Reputation: 23
I’m trying to write a proof-of-concept which takes messages from Kafka, transforms them using Beam on Flink, then pushes the results onto a different Kafka topic.
I’ve used the KafkaWindowedWordCountExample as a starting point, and that’s doing the first part of what I want to do, but it outputs to text files as opposed to Kafka. FlinkKafkaProducer08 looks promising, but I can’t figure out how to plug it into the pipeline. I was thinking that it would be wrapped with an UnboundedFlinkSink, or some such, but that doesn’t seem to exist.
Any advice or thoughts on what I’m trying to do?
I’m running the latest incubator-beam (as of last night from Github), Flink 1.0.0 in cluster mode and Kafka 0.9.0.1, all on Google Compute Engine (Debian Jessie).
Upvotes: 2
Views: 1188
Reputation: 814
Sink transform for writing to Kafka was added to Apache Beam / Dataflow in 2016. See JavaDoc for KafkaIO
in Apache Beam for usage example.
Upvotes: 0
Reputation: 814
There is currently no UnboundedSink class in Beam. Most unbounded sinks are implemented using a ParDo
.
You may wish to check out the KafkaIO connector. This is a Kafka reader that works in all Beam runners, and implements the parallel reading, checkpointing, and other UnboundedSource
APIs. That pull request also includes a crude sink in the TopHashtags example pipeline by writing to Kafka in a ParDo
:
class KafkaWriter extends DoFn<String, Void> {
private final String topic;
private final Map<String, Object> config;
private transient KafkaProducer<String, String> producer = null;
public KafkaWriter(Options options) {
this.topic = options.getOutputTopic();
this.config = ImmutableMap.<String, Object>of(
"bootstrap.servers", options.getBootstrapServers(),
"key.serializer", StringSerializer.class.getName(),
"value.serializer", StringSerializer.class.getName());
}
@Override
public void startBundle(Context c) throws Exception {
if (producer == null) { // in Beam, startBundle might be called multiple times.

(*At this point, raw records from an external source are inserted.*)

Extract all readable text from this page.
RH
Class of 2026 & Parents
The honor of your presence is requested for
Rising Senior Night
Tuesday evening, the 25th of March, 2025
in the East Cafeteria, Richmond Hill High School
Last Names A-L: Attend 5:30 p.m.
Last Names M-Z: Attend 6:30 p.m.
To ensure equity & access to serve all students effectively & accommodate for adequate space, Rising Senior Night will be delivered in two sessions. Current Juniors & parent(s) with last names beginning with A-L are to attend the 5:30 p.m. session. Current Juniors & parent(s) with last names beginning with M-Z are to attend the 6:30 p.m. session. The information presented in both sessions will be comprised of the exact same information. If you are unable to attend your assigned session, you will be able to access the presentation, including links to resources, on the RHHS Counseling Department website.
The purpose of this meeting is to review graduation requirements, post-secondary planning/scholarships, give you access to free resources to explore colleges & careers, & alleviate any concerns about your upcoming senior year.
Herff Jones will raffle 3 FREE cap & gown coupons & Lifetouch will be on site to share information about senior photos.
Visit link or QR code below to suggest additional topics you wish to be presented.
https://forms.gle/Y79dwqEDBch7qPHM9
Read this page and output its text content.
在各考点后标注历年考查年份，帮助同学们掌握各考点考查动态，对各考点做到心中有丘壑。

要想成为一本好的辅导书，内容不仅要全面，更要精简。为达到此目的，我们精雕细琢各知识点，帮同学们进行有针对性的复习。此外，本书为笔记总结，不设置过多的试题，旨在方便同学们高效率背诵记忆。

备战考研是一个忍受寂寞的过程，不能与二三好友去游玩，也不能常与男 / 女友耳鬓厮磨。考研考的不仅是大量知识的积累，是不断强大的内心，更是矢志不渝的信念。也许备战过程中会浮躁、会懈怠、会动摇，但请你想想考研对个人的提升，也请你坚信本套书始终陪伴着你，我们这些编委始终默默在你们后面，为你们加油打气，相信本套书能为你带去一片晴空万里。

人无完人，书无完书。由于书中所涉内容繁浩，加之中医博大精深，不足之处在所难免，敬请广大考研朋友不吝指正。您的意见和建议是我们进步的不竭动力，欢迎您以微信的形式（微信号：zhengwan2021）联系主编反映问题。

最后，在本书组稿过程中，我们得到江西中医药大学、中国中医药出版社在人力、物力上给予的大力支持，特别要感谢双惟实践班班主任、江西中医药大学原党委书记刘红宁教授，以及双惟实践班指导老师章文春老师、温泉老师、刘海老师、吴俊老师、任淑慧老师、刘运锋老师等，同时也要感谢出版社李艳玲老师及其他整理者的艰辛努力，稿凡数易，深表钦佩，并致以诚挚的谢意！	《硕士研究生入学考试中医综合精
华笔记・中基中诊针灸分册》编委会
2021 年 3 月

producer = new KafkaProducer<String, String>(config);
}
}
@Override
public void finishBundle(Context c) throws Exception {
producer.close();
}
@Override
public void processElement(ProcessContext ctx) throws Exception {
producer.send(new ProducerRecord<String, String>(topic, ctx.element()));
}
}
Of course, we would like to add sink support in KafkaIO
as well. It would effectively be same as KafkaWriter
above, but much simpler to use.
Upvotes: 1